Se as raízes africanas e as medalhas colecionadas sob bandeiras de nações europeias aproximam Mo Farah e Sifan Hassan, a personalidade dos corredores não poderia ser mais diferente. Conversei sobre esse e outros aspectos de ambos os atletas com José Haroldo Loureiro Gomes, o Arataca, técnico da Sogipa e da Confederação Brasileira de Atletismo (CBAt) que acompanhou in loco o desempenho da holandesa em Doha.
– Mo Farah se diverte correndo. É uma espécie de Ronaldinho do atletismo, está sempre sorrindo. Já Sifan é introvertida, calada – diz o experiente treinador gaúcho, que se declara fã da holandesa nas pistas. – Nunca surgiu uma mulher assim, capaz de dominar dos 1.500m até os 10.000m. No masculino, já teve outros grandes atletas além do Mo Farah, como Said Aouita (marroquino que se destacou nos anos 1980 nos 800m, nos 1.500m e nos 5.000), por exemplo.
Dona do sexto melhor tempo da história nos 1.500 (3min51s95), Sifan ficou a pouco menos de dois segundos de quebrar o recorde da distância, que pertence desde 2015 à etíope Genzebe Dibaba – entre elas figuram quatro ex-meio-fundistas chinesas que se destacaram na década de 1990.
A holandesa é recordista mundial da milha (prova não olímpica de 1,6km) e também tem boas marcas nos 3.000m (outra distância que não consta no programa dos Jogos) e nos 5.000m. O curioso é que ela relutava a competir nos 10.000m, mas foi convertida por Salazar, que passou a orientar os treinamentos da holandesa em 2016.

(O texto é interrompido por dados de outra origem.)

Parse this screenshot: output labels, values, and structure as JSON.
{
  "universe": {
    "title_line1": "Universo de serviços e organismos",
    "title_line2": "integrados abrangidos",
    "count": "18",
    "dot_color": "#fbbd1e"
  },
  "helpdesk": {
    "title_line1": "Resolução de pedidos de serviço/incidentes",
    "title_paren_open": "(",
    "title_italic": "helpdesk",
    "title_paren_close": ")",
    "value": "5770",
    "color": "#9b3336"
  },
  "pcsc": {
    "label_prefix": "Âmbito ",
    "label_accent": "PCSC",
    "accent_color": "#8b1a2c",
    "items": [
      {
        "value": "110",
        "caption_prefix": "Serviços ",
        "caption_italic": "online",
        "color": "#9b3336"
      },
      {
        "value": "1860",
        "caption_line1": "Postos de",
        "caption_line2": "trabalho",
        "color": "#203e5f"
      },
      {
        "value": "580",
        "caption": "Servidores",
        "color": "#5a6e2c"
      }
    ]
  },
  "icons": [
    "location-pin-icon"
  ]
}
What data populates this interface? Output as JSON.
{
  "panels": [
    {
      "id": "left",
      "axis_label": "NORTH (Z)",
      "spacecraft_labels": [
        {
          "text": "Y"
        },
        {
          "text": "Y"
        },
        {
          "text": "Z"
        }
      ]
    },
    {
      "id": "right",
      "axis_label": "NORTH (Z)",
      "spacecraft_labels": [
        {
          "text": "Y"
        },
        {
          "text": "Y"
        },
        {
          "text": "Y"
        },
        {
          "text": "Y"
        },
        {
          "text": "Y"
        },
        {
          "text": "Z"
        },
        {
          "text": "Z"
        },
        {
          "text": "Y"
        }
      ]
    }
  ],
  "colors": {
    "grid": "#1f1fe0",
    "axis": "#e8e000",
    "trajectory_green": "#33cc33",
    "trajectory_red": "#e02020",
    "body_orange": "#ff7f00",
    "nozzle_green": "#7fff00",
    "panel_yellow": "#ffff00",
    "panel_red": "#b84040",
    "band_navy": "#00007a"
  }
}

– Na teoria do Salazar, quem corre bem embaixo (provas mais curtas) corre bem em cima (distâncias mais longas). Funciona, por exemplo, para o especialista dos 400m que tem potencial para correr os 800m. Mo Farah corre bem dos 1.500m até a meia-maratona (21km) – explica Arataca.
Proibida de treinar com o suspenso Salazar, a corredora terá de buscar outro técnico para lapidá-la ainda mais até a Olimpíada de Tóquio. Depois de Sifan deixar o Rio de Janeiro sem medalhas em 2016, os Jogos de 2020 serão a última escala em sua trajetória rumo ao olimpo do atletismo. Um lugar onde Mo Farah já tem cadeira cativa.